MPs ask CRTC to impose French-language content quotas on English-language radio stations
Broadcast | |June 17, 2026
The House official languages committee wants English-speaking Canadians to be exposed to more French-language music.
Earlier this week, the committee published its report on French-language music quotas in the radio industry, which included a recommendation for Canada’s telecommunications regulator to impose French content requirements on English-language stations.
“The Committee is of the view that the Government of Canada can take action to promote French-language vocal music and help protect our cultural sovereignty,” read the report.
MPs did not recommend a specific quota for French-language content, but witnesses who appeared before the committee during its monthslong study endorsed a requirement of five per cent.
“The more I share my work, the better I see that anglophones are curious about French, and I see their openness to the francophonie in general,” said Alexis Normand, a francophone artist based in Western Canada.
“The French immersion schools here are overflowing with students. Their parents want more music in French.”
Meanwhile, Jean-François Leclerc, vice-president of the Quebec-based media company Leclerc Communication Inc., questioned why Canada would consider imposing Indigenous music quotas without requiring broadcasters to promote French-language songs.
“Why have we never thought about a 5 per cent quota for English-speaking stations in the rest of Canada?” asked Leclerc during the study.
“I understand that there’s a historical and cultural context, but why don’t we hear French music elsewhere?”
The CRTC declined to comment on the idea, as Mirabella Salem, a spokesperson for the regulator, said “matters related to audio policy, including issues such as quotas, are currently before the Commission” in a statement.
Committee wants feds to advertise more on TV, radio
The committee’s other recommendations included a push for more private and public advertising spending to be directed toward traditional broadcasters.
In particular, MPs called on the federal government to allocate at least half of all advertising expenditures toward traditional media, and earmark a “fair share” for commercial and community radio stations.
“The Government of Canada has changed its advertising purchasing habits. Its decision to favour foreign digital platforms has resulted in a loss of revenue for traditional media,” read the report.
“Purchasing advertising is a simple and effective way not only to inform the public, but also to provide financial support to traditional media.”
In recent years, the federal government spent approximately $76 million on advertising, though less than $2 million was dedicated to radio.

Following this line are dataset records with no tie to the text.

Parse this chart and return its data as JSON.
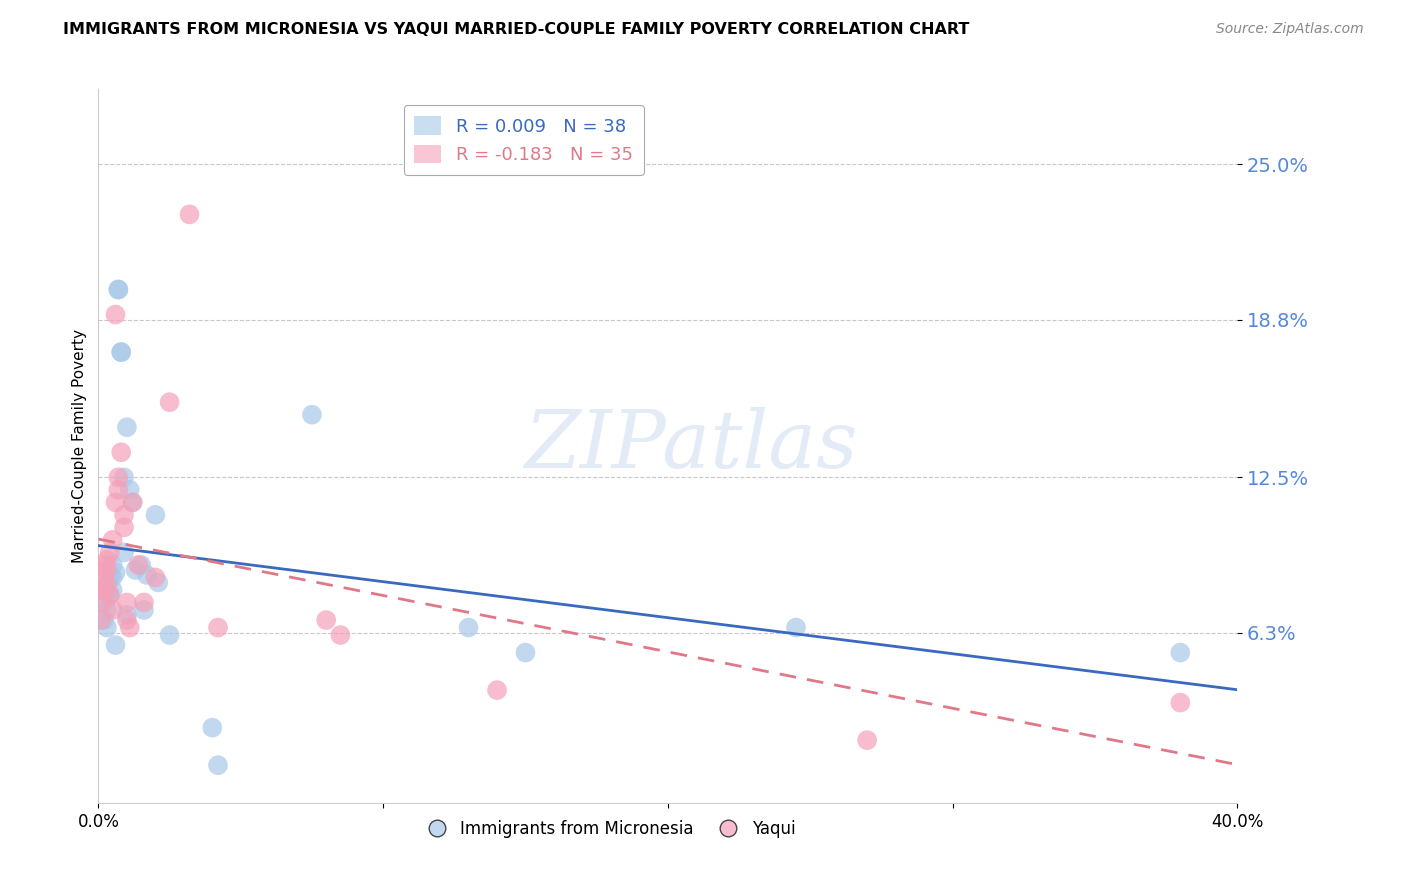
{
  "title": "IMMIGRANTS FROM MICRONESIA VS YAQUI MARRIED-COUPLE FAMILY POVERTY CORRELATION CHART",
  "source": "Source: ZipAtlas.com",
  "ylabel": "Married-Couple Family Poverty",
  "xlim": [
    0.0,
    0.4
  ],
  "ylim": [
    -0.005,
    0.28
  ],
  "yticks": [
    0.063,
    0.125,
    0.188,
    0.25
  ],
  "ytick_labels": [
    "6.3%",
    "12.5%",
    "18.8%",
    "25.0%"
  ],
  "xticks": [
    0.0,
    0.1,
    0.2,
    0.3,
    0.4
  ],
  "xtick_labels": [
    "0.0%",
    "",
    "",
    "",
    "40.0%"
  ],
  "background_color": "#ffffff",
  "grid_color": "#c8c8c8",
  "watermark_text": "ZIPatlas",
  "blue_color": "#a8c8e8",
  "pink_color": "#f4a0b8",
  "blue_line_color": "#3a6abf",
  "pink_line_color": "#e07888",
  "R_blue": 0.009,
  "N_blue": 38,
  "R_pink": -0.183,
  "N_pink": 35,
  "legend_label_blue": "Immigrants from Micronesia",
  "legend_label_pink": "Yaqui",
  "blue_scatter_x": [
    0.002,
    0.002,
    0.002,
    0.003,
    0.003,
    0.003,
    0.003,
    0.004,
    0.004,
    0.005,
    0.005,
    0.005,
    0.006,
    0.006,
    0.007,
    0.007,
    0.008,
    0.008,
    0.009,
    0.009,
    0.01,
    0.01,
    0.011,
    0.012,
    0.013,
    0.015,
    0.016,
    0.017,
    0.02,
    0.021,
    0.025,
    0.04,
    0.042,
    0.075,
    0.13,
    0.15,
    0.245,
    0.38
  ],
  "blue_scatter_y": [
    0.08,
    0.075,
    0.068,
    0.083,
    0.079,
    0.072,
    0.065,
    0.085,
    0.078,
    0.09,
    0.085,
    0.08,
    0.087,
    0.058,
    0.2,
    0.2,
    0.175,
    0.175,
    0.125,
    0.095,
    0.145,
    0.07,
    0.12,
    0.115,
    0.088,
    0.09,
    0.072,
    0.086,
    0.11,
    0.083,
    0.062,
    0.025,
    0.01,
    0.15,
    0.065,
    0.055,
    0.065,
    0.055
  ],
  "pink_scatter_x": [
    0.001,
    0.001,
    0.001,
    0.002,
    0.002,
    0.002,
    0.003,
    0.003,
    0.003,
    0.004,
    0.004,
    0.005,
    0.005,
    0.006,
    0.006,
    0.007,
    0.007,
    0.008,
    0.009,
    0.009,
    0.01,
    0.01,
    0.011,
    0.012,
    0.014,
    0.016,
    0.02,
    0.025,
    0.032,
    0.042,
    0.08,
    0.085,
    0.14,
    0.27,
    0.38
  ],
  "pink_scatter_y": [
    0.08,
    0.075,
    0.068,
    0.09,
    0.085,
    0.08,
    0.092,
    0.088,
    0.082,
    0.095,
    0.078,
    0.1,
    0.072,
    0.19,
    0.115,
    0.125,
    0.12,
    0.135,
    0.11,
    0.105,
    0.075,
    0.068,
    0.065,
    0.115,
    0.09,
    0.075,
    0.085,
    0.155,
    0.23,
    0.065,
    0.068,
    0.062,
    0.04,
    0.02,
    0.035
  ]
}
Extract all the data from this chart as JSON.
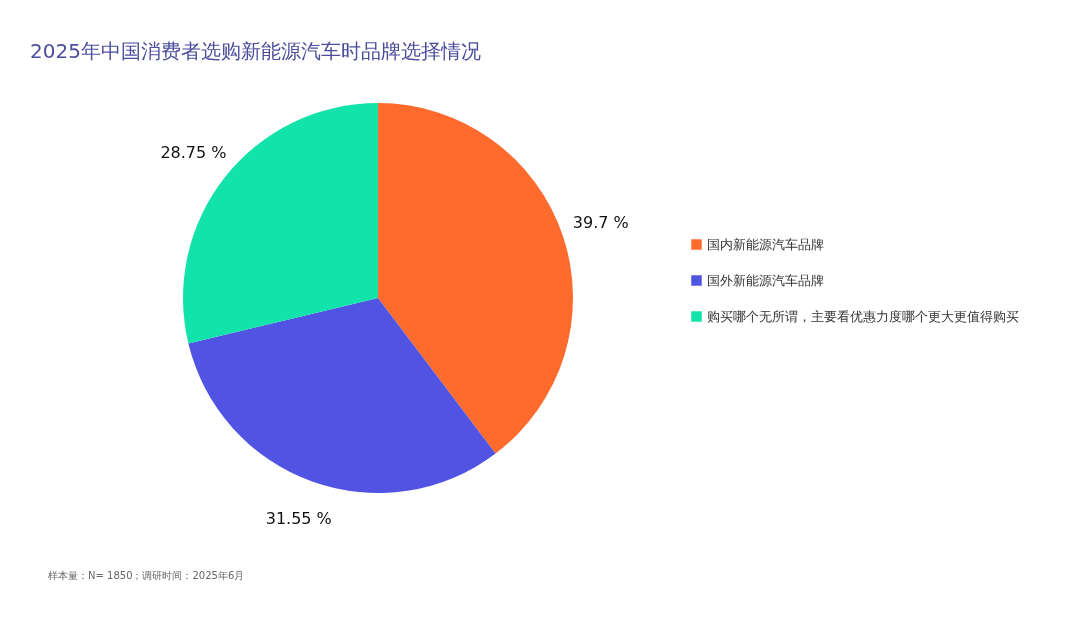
{
  "chart_data": {
    "type": "pie",
    "title": "2025年中国消费者选购新能源汽车时品牌选择情况",
    "categories": [
      "国内新能源汽车品牌",
      "国外新能源汽车品牌",
      "购买哪个无所谓，主要看优惠力度哪个更大更值得购买"
    ],
    "values": [
      39.7,
      31.55,
      28.75
    ],
    "colors": [
      "#ff6b2c",
      "#5153e2",
      "#12e3aa"
    ],
    "value_labels": [
      "39.7 %",
      "31.55 %",
      "28.75 %"
    ],
    "legend": "right",
    "annotations": [
      "样本量：N= 1850；调研时间：2025年6月"
    ]
  }
}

The committee also recommended that Ottawa amend the Income Tax Act to eliminate a tax credit available for companies that purchase ad space on digital platforms and create a new credit for advertisers that choose to market on local media.
Neither Treasury Board President Shafqat Ali (Brampton—Chinguacousy Park, Ont.), the government’s pointperson for advertising, or Finance Minister François-Philippe Champagne (Saint-Maurice—Champlain, Que.), who is responsible for the Income Tax Act, immediately responded to a request for comment.
The report also featured recommendations to maintain the CRTC’s 65 per cent French-language vocal music quota on francophone stations, develop a policy that better supports emerging artists, and hold a national summit on the subject to “promote the sharing of best practices and to update their strategies to take into account the current realities of the sector.”
Bloc attack Liberal streaming decision in supplementary report
While the report was limited to addressing specific issues in the French-language radio space, the Bloc Québécois attached a supplementary opinion calling on the Liberals to restore various digital policy measures recently abandoned by Prime Minister Mark Carney’s (Nepean, Ont.) government.
“The underlying issue with radio in Quebec… [is] a problem with foreign digital platforms,” Bloc MP Mario Beaulieu (La Pointe-de-l’Île, Que.) told the House of Commons in French on Monday. “They are benefitting from this Québécois and Canadian market, raking in millions in profits.”
Beaulieu asked the government to bring back the three per cent digital services tax on large U.S. tech companies, which was rescinded last year, and suggested the CRTC should maintain its recent decision requiring streaming companies to contribute 15 per cent of Canadian revenues to funding domestic news and entertainment media.
Earlier this month, the Liberals ordered the commission to review its decision and promised new policy directives that would focus on affordability for Canadians.
“We want the CRTC to uphold this decision, and the billions they take in can help francophone music producers and other players,” said Beaulieu.
The committee requested a government response to its report, though it’s unlikely one will be provided before Parliament breaks for the summer later this week.